S’il est une certitude à propos du glyphosate, c’est que la saga de ses cycles de réévaluation par les autorités réglementaires n’est jamais avare de rebondissements. En voici un nouveau avec l’annonce, mardi 10 mai, que l’expertise européenne nécessaire à sa réautorisation ne parviendrait à son terme qu’en juillet 2023, et non dans le courant du second semestre 2022 comme prévu initialement. Dans un communiqué commun, les deux agences chargées de la réévaluation – l’Autorité européenne de sécurité des aliments (EFSA) et l’Agence européenne des produits chimiques (ECHA) – invoquent le grand nombre de commentaires formulés par les experts des Etats membres et la société civile à l’endroit du rapport d’évaluation préliminaire.
Dans une déclaration, la commissaire européenne à la santé, Stella Kyriakides, s’est dite « profondément préoccupée par [ce] retard » mais a pris note « du grand intérêt suscité par le processus d’évaluation ». « Il est extrêmement important que toutes les nouvelles preuves soient soigneusement examinées et prises en compte », a-t-elle ajouté. Sauf nouveau coup de théâtre, cet imprévu devrait conduire l’Europe à permettre, en 2023, l’utilisation dérogatoire de l’herbicide controversé, son autorisation arrivant à échéance le 15 décembre 2022.
En creux, l’embolisation du processus suggère une intensification de la controverse sur la sûreté de l’herbicide, le pesticide le plus utilisé au monde. La dispute a commencé en 2015 avec sa classification comme génotoxique et « cancérogène probable » – avis avec lequel l’EFSA et l’ECHA sont en désaccord. Un désaccord réitéré en juin 2021 par les agences réglementaires des quatre Etats rapporteurs (France, Hongrie, Pays-Bas et Suède) chargés d’établir le rapport préliminaire de l’expertise européenne. Ce texte de plusieurs milliers de pages estime que le glyphosate ne remplit aucun des critères d’interdiction (cancérogénicité, mutagénicité, reprotoxicité, perturbation endocrinienne).

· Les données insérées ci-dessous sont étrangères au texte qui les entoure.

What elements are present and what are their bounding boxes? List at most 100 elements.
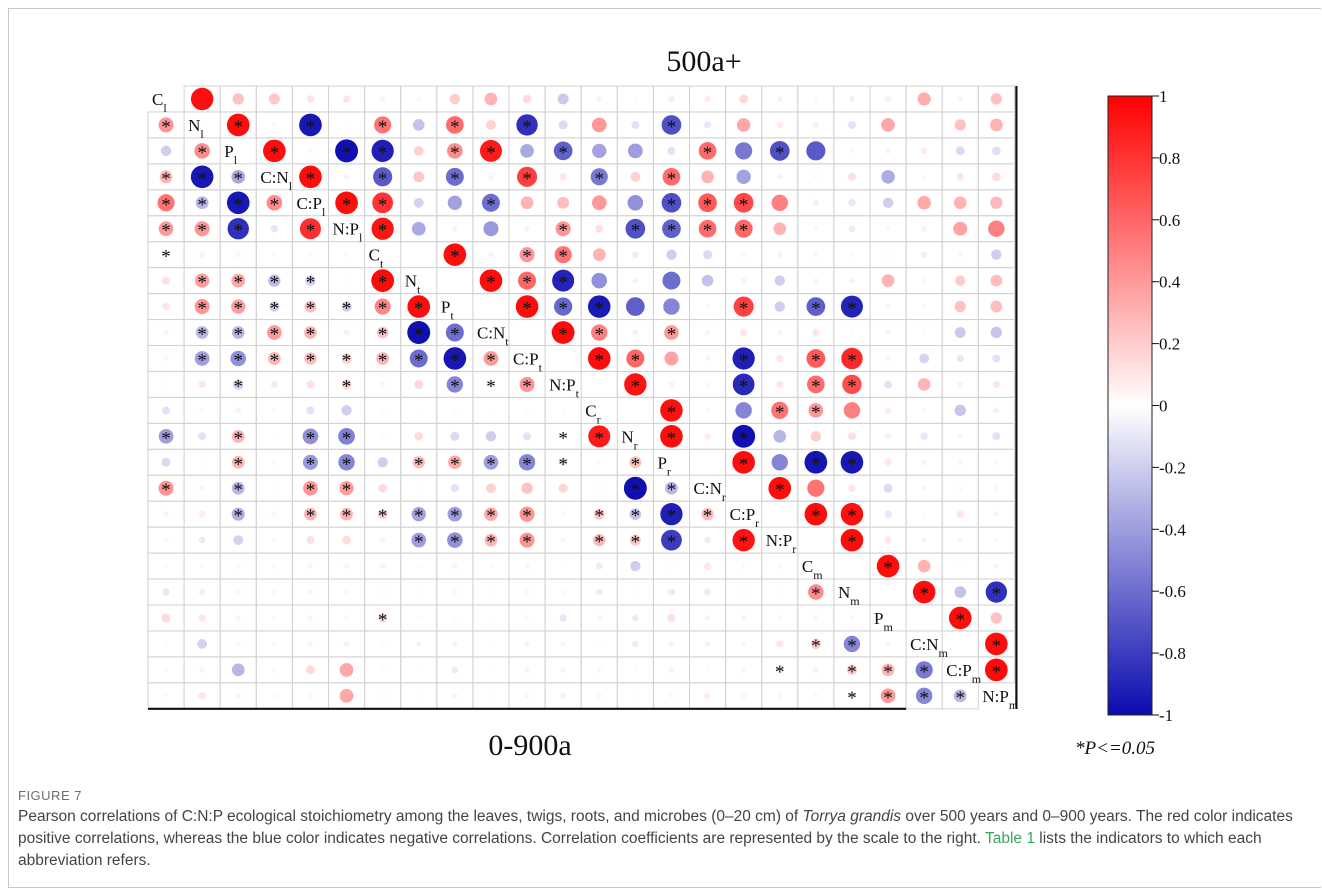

Soumis à consultation publique, ce rapport de juin 2021 a généré plus de 350 commentaires de la société civile et d’institutions scientifiques, ainsi que quelque 2 400 commentaires d’experts des Etats membres, selon l’ECHA et l’EFSA. « L’ensemble de ces contributions constitue à présent un dossier d’environ 3 000 pages », détaillent les deux agences. Un dossier qui doit être soumis aux industriels et aux agences des quatre Etats rapporteurs chargés de l’évaluation préliminaire. Le retard, précisent l’ECHA et l’EFSA, « découle de l’obligation d’étudier en détail tous les commentaires reçus ».